Steps Already Taken by the State

It is important to acknowledge progress while remaining clear about what remains to be done. The Data Protection Act of 2011 continues to provide a strong legal foundation for the protection of personal data. The Data Governance Workshop held from 28 to 31 July 2025 reaffirmed the strategic value of data for national planning, service delivery, and accountability. Similarly, the Data Protection Impact Assessment Workshop conducted in August 2025 produced a practical roadmap for building inclusive and rights-respecting digital systems. Together, these steps demonstrate clear political recognition of the importance of data governance and protection. What is now required is sustained implementation, stronger institutional coordination, and effective enforcement to ensure that these commitments translate into tangible and lasting outcomes.

Conclusion

Lesotho’s journey in data protection and governance is one of early ambition, stalled implementation, and renewed opportunity. The legal framework exists, but without a Data Protection Commission, it remains incomplete. Citizens have rights in theory, but no mechanism to enforce them in practice. At the same time, the country is making bold moves through DPI and capacity-building initiatives. Universities, lawyers, and civil society are engaged. Development partners are supportive. The momentum is there – but action is urgently required. If Lesotho operationalises its Data Protection Commission, ratifies the AU Malabo Convention, and leverages the growing expertise within its institutions, it can build a trusted data governance ecosystem. This will not only protect citizens’ rights but also enable the country to fully participate in Africa’s digital economy.

Call to Action

The path forward is clear and requires coordinated action across all sectors. Government leaders must establish and adequately resource the Data Protection Commission without further delay to ensure that the existing legal framework is effectively implemented. Civil society organisations and NGOs should sustain advocacy efforts, empower citizens with knowledge, and hold public and private institutions accountable for their data protection obligations. Universities and legal professionals have a critical role in building national expertise through research, training, and professional practice that supports ongoing reforms. Development partners should complement these efforts by providing targeted technical and financial support for institutional strengthening and capacity development. At the same time, citizens must demand transparency, actively use their voices, and assert their digital rights in everyday interactions with digital systems.

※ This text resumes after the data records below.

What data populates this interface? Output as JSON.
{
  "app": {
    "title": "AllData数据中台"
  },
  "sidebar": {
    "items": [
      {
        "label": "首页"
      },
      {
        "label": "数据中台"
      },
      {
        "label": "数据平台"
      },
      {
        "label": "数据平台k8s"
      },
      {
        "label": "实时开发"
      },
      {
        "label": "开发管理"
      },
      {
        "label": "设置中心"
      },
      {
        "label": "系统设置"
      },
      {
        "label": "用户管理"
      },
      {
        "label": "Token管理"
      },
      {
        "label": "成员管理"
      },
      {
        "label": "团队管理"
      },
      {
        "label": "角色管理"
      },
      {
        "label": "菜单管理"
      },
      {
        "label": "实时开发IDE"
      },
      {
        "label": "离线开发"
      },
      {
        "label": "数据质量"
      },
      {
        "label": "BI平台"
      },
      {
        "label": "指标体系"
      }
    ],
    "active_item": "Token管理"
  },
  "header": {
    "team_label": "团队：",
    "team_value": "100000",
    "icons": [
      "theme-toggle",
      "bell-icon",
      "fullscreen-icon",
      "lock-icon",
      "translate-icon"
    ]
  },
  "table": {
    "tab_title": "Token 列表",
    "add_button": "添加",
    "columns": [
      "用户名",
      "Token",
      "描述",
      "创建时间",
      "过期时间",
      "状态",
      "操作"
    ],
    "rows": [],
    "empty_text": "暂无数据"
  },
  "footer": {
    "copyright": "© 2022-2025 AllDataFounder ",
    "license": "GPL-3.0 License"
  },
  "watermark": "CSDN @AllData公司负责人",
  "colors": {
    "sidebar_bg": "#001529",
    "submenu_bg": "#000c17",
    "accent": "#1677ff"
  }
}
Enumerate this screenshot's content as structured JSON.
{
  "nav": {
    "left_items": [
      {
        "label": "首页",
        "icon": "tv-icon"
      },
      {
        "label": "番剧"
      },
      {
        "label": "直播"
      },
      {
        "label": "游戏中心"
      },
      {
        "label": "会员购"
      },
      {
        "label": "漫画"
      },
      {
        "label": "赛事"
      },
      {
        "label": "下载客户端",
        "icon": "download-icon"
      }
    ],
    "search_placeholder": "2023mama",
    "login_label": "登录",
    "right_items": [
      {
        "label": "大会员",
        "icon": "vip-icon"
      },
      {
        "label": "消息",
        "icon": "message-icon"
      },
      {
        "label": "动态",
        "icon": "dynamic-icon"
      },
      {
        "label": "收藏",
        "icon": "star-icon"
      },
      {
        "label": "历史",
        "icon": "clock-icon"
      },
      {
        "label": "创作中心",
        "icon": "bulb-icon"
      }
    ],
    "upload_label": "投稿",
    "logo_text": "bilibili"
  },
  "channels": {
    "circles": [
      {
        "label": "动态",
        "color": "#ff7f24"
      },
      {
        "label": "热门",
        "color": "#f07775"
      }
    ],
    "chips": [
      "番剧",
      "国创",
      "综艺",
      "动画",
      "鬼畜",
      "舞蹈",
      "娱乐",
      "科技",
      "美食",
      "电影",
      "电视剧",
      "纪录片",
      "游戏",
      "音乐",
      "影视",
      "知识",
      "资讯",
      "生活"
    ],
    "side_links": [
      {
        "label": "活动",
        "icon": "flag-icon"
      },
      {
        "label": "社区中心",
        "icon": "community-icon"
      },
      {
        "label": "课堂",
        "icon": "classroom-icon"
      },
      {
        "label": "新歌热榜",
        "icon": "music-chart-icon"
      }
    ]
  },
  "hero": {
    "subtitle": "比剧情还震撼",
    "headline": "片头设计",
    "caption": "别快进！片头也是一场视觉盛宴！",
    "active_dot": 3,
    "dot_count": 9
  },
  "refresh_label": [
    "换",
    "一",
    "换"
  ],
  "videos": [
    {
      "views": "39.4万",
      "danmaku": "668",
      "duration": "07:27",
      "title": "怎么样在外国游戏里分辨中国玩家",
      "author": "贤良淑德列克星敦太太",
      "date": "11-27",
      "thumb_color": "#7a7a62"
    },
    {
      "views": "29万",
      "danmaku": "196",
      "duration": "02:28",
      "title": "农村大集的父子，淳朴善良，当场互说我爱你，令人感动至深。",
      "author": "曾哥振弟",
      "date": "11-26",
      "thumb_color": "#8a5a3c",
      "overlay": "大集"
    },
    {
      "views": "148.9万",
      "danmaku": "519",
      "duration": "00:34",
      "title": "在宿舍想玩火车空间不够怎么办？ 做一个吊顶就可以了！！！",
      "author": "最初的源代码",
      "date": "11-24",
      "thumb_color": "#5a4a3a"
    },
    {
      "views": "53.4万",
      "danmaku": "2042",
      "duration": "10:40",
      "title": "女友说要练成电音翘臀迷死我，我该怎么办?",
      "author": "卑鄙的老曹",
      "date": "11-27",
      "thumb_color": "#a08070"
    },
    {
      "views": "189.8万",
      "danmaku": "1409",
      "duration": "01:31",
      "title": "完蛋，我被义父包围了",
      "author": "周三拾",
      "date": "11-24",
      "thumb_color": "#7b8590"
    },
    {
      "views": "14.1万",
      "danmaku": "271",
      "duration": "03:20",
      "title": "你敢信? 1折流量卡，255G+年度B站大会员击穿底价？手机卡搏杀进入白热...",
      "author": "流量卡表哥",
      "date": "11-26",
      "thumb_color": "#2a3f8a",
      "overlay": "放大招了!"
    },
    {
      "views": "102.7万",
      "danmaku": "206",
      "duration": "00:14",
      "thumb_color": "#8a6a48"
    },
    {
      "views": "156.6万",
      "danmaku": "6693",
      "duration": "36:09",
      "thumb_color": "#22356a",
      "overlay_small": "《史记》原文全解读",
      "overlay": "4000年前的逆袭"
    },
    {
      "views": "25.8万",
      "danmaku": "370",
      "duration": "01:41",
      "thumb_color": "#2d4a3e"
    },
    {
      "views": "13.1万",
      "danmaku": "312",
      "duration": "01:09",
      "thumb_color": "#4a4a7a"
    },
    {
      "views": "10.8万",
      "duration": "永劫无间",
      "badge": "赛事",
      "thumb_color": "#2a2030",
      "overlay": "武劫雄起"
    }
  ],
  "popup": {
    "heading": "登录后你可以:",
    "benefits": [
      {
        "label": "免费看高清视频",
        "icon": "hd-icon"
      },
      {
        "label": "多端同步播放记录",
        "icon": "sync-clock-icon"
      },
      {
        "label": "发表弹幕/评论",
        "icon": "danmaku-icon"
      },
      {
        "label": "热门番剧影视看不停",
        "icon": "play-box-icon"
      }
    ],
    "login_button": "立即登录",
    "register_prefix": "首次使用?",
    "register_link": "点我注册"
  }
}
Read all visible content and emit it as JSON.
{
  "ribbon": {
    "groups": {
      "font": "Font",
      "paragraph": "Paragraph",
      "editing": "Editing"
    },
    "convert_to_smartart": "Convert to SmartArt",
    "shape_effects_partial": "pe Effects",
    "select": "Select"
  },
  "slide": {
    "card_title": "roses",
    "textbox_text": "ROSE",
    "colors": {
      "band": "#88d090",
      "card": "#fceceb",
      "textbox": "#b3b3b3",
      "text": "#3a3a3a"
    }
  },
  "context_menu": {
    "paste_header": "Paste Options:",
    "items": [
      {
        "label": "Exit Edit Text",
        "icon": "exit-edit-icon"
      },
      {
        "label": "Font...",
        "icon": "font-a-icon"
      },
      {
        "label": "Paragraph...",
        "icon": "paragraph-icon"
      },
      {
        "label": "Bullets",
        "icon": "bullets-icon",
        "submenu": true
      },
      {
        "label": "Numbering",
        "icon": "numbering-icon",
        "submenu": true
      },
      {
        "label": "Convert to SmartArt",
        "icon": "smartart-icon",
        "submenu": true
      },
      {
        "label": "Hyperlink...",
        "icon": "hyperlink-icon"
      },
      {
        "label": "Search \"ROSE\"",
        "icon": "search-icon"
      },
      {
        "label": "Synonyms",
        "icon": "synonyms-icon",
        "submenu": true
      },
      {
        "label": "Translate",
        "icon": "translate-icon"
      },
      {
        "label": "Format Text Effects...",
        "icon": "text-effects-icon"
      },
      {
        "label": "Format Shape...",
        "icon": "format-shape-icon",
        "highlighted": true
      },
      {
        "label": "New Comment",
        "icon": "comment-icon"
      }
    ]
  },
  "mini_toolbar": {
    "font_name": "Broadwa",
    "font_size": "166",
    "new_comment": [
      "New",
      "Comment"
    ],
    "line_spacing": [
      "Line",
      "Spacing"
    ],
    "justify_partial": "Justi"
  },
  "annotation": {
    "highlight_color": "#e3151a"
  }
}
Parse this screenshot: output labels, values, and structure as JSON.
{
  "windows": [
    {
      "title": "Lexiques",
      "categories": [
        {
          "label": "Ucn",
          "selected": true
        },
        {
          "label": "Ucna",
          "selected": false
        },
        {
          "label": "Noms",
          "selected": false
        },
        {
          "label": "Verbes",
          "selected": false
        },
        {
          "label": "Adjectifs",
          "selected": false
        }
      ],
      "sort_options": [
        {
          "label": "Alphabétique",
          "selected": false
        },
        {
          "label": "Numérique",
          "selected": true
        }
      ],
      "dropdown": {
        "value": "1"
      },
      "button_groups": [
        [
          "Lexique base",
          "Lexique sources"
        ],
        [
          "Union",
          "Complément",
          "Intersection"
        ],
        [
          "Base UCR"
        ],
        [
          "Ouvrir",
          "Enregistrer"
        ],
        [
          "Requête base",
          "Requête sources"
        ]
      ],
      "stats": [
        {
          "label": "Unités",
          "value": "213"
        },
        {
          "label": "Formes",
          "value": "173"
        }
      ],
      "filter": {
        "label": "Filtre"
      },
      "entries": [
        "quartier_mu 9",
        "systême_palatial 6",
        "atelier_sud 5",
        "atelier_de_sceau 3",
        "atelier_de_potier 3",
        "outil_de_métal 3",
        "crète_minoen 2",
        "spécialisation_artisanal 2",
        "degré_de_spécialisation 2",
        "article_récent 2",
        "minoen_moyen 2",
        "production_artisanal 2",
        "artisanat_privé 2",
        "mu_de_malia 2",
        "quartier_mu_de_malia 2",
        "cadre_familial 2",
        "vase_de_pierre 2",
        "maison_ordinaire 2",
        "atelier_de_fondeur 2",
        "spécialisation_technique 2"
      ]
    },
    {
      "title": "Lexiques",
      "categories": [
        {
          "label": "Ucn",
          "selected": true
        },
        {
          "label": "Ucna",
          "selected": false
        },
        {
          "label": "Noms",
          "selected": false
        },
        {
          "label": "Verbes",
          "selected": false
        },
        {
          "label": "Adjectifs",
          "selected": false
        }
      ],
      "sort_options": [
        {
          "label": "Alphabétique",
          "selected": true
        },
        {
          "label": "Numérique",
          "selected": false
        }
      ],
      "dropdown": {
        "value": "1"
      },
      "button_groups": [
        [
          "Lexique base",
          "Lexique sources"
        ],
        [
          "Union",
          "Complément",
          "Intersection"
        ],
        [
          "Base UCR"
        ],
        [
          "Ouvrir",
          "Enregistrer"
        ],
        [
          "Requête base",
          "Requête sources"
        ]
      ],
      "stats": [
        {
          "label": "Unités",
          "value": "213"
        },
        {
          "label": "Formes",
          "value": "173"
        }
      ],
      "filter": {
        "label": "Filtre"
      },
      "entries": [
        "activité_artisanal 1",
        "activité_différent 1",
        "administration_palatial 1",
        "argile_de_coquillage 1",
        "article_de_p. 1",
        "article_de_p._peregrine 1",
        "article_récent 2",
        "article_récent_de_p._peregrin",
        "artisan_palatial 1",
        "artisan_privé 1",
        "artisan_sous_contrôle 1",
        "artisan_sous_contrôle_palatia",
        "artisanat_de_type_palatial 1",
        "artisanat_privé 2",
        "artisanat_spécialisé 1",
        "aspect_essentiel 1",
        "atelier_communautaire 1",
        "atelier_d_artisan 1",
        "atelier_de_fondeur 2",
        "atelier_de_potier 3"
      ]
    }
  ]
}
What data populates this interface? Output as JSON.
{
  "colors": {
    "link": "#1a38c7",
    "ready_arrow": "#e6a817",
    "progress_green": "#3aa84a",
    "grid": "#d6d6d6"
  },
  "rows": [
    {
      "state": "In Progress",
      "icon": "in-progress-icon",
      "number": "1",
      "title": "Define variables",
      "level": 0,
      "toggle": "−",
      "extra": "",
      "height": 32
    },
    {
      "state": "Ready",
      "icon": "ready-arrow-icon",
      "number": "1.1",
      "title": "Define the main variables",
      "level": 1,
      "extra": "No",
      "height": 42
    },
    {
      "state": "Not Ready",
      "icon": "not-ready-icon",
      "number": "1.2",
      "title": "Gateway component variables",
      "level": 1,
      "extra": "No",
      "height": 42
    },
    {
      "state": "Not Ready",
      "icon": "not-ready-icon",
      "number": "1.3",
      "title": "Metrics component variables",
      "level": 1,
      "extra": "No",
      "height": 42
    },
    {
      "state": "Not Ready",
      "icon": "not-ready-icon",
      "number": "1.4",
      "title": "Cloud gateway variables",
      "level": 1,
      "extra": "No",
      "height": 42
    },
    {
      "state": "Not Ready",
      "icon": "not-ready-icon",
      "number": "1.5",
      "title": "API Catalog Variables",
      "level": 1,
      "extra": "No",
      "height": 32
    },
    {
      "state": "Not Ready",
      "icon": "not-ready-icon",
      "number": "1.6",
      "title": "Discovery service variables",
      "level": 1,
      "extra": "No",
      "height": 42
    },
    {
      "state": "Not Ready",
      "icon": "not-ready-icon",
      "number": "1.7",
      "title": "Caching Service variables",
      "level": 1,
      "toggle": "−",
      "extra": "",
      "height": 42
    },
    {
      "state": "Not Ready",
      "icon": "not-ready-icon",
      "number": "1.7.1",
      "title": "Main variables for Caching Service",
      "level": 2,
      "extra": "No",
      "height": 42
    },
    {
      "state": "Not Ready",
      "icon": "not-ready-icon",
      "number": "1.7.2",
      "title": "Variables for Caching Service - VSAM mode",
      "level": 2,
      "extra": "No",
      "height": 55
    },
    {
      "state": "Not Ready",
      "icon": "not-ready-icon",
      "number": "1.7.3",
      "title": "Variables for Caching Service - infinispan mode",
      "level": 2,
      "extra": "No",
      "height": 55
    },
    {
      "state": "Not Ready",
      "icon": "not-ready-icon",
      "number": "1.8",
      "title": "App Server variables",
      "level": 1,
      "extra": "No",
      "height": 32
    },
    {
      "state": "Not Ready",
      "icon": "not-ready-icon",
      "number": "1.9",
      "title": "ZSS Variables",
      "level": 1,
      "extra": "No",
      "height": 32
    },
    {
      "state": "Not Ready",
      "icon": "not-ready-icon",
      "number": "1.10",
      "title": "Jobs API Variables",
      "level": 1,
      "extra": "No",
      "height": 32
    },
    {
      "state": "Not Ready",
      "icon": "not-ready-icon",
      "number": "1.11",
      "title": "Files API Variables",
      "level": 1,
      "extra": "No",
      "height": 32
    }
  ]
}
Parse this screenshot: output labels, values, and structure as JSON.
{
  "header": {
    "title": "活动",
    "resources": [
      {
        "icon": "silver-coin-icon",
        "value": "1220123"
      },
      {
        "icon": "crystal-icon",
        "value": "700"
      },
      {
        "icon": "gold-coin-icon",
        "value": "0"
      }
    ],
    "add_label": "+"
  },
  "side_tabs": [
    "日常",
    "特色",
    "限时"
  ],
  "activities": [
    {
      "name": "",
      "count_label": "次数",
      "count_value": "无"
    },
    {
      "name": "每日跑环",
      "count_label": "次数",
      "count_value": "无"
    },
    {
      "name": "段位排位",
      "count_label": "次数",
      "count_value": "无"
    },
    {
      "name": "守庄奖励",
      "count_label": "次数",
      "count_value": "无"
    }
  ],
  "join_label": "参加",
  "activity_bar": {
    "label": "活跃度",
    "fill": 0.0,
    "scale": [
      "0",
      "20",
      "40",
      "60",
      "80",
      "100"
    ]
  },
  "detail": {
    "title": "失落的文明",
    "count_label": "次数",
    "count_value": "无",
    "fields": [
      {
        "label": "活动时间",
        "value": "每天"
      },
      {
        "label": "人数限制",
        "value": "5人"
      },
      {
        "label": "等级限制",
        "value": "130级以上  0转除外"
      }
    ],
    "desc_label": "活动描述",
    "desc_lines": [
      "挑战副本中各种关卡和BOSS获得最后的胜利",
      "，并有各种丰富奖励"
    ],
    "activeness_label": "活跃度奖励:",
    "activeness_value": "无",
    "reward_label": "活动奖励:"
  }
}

As Lesotho continues to develop digital identity systems, payment platforms, and data exchange frameworks, the need for robust and enforceable data protection has never been greater. A functioning Data Protection Commission is not only a legal requirement but also the foundation for public trust, social inclusion, and sustainable innovation in the digital era.

Ensuring that no Mosotho is left behind, and no Mosotho’s rights are left unprotected, is not only a governance responsibility but a national imperative.